Bolstering national climate policies:

  • Clearly signalling that nations will submit improved NDCs with aggressive 2030 and 2035 climate targets well ahead of COP30 should be part of the response to the Global Stocktake.
  • Funding will be necessary to make it possible for these NDCs to be developed and implemented.
  • The UN Secretary General may call a high-level meeting in early 2025 and invite nations to report their updated NDCs and financial pledges as a result of the Global Stocktake.
  • To assist in informing NDCs and other national commitments, countries may also invite voluntarily conducted national, regional, and thematic stocktakes in 2024.
  • Quickly and fairly abandoning fossil fuels and increasing the use of renewable energy sources:
  • We cannot address the climate catastrophe unless we address the fundamental cause of the issue, which is the use and financing of fossil fuels.
  • Along with moving away from fossil fuels, nations need to pledge at COP28 to boost the share of renewable energy in the world’s electrical generation to at least two thirds by 2030 and to treble annual renewable energy capacity.
  • Restructuring land use, agriculture, forestry, and food systems to increase resilience, improve food security, and fairly reduce emissions:
  • In light of the growing effects of climate change, failure to quicken this systemic change will impede attempts to end food insecurity, hunger, and poverty worldwide.
  • By 2030 (as opposed to 2020 levels), scaling up climate-smart agriculture can increase yields while reducing greenhouse gas emissions from agricultural production by as much as 25%.
  • By 2030, nations must also pledge to stop deforestation and degradation, switch to a healthy, sustainable diet, and cut down on food loss and waste by half.
  • Cutting transportation emissions quickly and switching to fuel-free transportation:
  • Almost 90% of all energy needs for transportation are still met by fossil fuels.
  • By 2030, nations ought to increase the proportion of fossil fuel-free transportation to a minimum of two-thirds of all passenger travel.

This comprises:

  • transferring a sizeable portion of travel to non-motorized, public transportation like cycling,
  • bringing the proportion of electric cars sold worldwide to at least 75% quickly and
  • By 2030, sales of zero-carbon trucks should reach 30%.
  • Increasing funding and other forms of assistance for adaptation:
  • Resources are desperately needed to improve their ability for adaptation and deal with losses and damages in countries and communities that have contributed the least to the climate catastrophe yet frequently experience its most devastating effects.
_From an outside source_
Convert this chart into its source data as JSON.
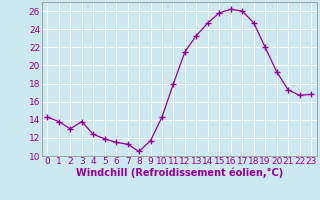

Developed countries need to complete at least:

  • reaching twice as much financing for adaptation by 2025.
  • expand the provision of affordable, high-quality adaptation assistance to regional players, and
  • Give grant-based funding for loss and damage top priority.
  • Fulfilling climate finance pledges to facilitate net-zero emissions and development that is climate resilient:
  • Rich countries need to ensure faster access to higher-quality financing (via grants, for example) and make up for the gaps since 2020 by meeting their $100 billion annual climate finance promise this year.
  • Additionally, a strong new climate financing target that will be decided upon at COP29 ought to be made possible by the Global Stocktake.
  • This entails going above and above the $100 billion goal and putting a fair emphasis on both adaptation and mitigation, particularly for developing nations that are most susceptible.
  • Government and private sector investments combined must reach $5.2 trillion year by 2030, and countries must attain a 7-to-1 ratio of clean energy investments to fossil fuel investments.

Changes:

  • Simultaneously, the international financial system requires fundamental modifications, such as adjustments to the multilateral development banks (MDBs) and strategies for nations experiencing debt crises exacerbated by climate change.